Très rapidement, Slow Fiction donne le ton avec ce subtil mélange entre shoegaze, garage-rock et post-punk avec un léger soupçon de dream-pop pour relever le tout. C’est ainsi que dollhouse s’ouvre sur un « junior year » aussi entraînant que lancinant pour que le quintet puisse s’imposer à bon escient avant d’enfoncer le clou avec des morceaux incroyablement ensorcelants tels que « ninetynine » et « mouthpiece » qui suivent de très près. De quoi embarquer dans ce périple musical qui s’annonce plus que fascinant.

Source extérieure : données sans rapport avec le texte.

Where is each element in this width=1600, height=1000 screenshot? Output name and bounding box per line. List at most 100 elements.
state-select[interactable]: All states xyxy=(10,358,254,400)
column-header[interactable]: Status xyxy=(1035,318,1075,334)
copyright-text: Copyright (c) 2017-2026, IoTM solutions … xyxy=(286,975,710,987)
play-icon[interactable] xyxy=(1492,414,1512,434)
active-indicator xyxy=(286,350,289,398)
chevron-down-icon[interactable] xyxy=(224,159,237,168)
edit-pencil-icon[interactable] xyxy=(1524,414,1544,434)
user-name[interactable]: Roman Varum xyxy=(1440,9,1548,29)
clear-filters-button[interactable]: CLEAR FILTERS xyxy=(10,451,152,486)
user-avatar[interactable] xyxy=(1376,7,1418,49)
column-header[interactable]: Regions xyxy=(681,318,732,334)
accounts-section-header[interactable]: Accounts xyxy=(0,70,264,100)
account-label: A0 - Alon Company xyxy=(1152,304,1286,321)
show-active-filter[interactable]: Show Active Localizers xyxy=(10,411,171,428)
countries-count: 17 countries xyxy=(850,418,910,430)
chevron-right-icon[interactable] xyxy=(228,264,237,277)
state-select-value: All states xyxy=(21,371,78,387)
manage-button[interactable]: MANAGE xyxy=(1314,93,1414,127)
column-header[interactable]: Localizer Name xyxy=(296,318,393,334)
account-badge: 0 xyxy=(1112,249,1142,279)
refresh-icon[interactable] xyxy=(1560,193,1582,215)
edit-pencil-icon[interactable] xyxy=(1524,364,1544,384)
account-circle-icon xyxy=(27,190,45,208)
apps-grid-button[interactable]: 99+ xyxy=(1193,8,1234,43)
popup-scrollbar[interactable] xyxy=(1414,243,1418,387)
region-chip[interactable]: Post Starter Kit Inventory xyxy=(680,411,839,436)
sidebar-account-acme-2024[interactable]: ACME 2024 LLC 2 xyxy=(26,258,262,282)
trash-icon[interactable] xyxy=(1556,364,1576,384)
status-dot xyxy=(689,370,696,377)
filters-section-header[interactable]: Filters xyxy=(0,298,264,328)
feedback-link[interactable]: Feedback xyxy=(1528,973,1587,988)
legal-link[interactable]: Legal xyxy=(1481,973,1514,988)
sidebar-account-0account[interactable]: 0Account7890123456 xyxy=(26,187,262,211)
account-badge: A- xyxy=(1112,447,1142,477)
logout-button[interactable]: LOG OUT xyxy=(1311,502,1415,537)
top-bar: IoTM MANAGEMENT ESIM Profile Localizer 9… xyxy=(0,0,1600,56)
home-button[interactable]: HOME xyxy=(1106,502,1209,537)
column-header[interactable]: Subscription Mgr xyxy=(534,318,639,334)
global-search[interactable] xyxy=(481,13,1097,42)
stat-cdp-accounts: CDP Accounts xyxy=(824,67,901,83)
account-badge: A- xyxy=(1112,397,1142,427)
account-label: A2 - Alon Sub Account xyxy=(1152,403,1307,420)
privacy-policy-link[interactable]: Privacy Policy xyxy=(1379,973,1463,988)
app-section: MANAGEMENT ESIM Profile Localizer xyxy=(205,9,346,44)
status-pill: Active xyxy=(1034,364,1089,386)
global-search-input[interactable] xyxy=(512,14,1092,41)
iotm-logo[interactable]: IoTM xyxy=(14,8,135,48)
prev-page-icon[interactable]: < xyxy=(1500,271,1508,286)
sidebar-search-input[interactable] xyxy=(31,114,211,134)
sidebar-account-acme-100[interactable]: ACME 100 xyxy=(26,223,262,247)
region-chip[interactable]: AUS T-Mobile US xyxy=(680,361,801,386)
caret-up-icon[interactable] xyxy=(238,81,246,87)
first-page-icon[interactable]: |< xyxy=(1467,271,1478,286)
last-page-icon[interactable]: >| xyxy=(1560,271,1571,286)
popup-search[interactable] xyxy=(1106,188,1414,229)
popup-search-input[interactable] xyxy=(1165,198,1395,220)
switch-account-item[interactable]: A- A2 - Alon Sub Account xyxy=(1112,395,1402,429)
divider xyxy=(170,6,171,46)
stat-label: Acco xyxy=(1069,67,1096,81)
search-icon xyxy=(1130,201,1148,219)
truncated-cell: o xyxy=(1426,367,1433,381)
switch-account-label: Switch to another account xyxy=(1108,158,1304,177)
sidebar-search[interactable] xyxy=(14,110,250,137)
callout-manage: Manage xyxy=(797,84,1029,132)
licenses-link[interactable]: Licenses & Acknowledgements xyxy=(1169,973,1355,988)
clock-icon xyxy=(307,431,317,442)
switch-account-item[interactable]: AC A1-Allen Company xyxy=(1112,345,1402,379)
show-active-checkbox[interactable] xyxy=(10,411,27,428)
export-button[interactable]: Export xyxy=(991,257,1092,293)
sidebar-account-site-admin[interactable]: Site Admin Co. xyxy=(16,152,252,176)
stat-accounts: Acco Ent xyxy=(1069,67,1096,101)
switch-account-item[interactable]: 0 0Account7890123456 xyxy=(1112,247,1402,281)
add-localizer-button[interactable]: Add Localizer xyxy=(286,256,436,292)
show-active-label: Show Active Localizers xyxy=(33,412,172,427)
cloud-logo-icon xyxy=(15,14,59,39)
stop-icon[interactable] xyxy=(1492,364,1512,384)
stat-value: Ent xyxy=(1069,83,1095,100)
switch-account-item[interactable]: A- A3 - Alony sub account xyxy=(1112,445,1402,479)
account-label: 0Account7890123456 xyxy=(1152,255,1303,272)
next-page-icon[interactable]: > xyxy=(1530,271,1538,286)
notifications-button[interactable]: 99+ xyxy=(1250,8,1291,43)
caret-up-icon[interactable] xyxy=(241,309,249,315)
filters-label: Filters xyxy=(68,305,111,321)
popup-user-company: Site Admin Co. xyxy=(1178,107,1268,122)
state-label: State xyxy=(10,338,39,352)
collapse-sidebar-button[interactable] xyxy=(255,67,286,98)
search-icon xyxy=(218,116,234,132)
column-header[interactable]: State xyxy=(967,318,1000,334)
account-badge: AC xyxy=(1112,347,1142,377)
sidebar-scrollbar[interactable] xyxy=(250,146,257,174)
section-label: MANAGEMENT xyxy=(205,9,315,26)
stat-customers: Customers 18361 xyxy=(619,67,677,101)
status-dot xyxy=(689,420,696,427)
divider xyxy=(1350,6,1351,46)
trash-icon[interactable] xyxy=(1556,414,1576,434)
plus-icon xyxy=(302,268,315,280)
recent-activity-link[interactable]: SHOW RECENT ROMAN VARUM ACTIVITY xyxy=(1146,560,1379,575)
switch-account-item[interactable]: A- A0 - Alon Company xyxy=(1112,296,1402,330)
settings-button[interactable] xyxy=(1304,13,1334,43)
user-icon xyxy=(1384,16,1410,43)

Mais ce n’est pas fini car Slow Fiction, qui marche sur les pas de Yo La Tengo ou encore de Cocteau Twins et de Broken Social Scene, enfonce le clou avec d’autres trouvailles pleines d’intensité à l’image de « what the night told me » mais aussi de « idle hours » et de « g.a.l.s. » absolument flamboyants. Une chose est sûre, c’est que dollhouse saura mettre son auditoire sens dessus dessous avec des moments plus effrénés avec « satellite » et « heavy metal » avant de s’achever sur cet ascenseur émotionnel parfaitement maîtrisé qu’est « turning down flowers » absolument épique parlant sans pudeur des durs labeurs d’être une femme dans une société patriarcale. Et tous les éléments sont réunis pour que Slow Fiction réussit à sortir des sentiers battus avec ce premier album authentique et fort en honnêteté dont seuls eux ont le secret.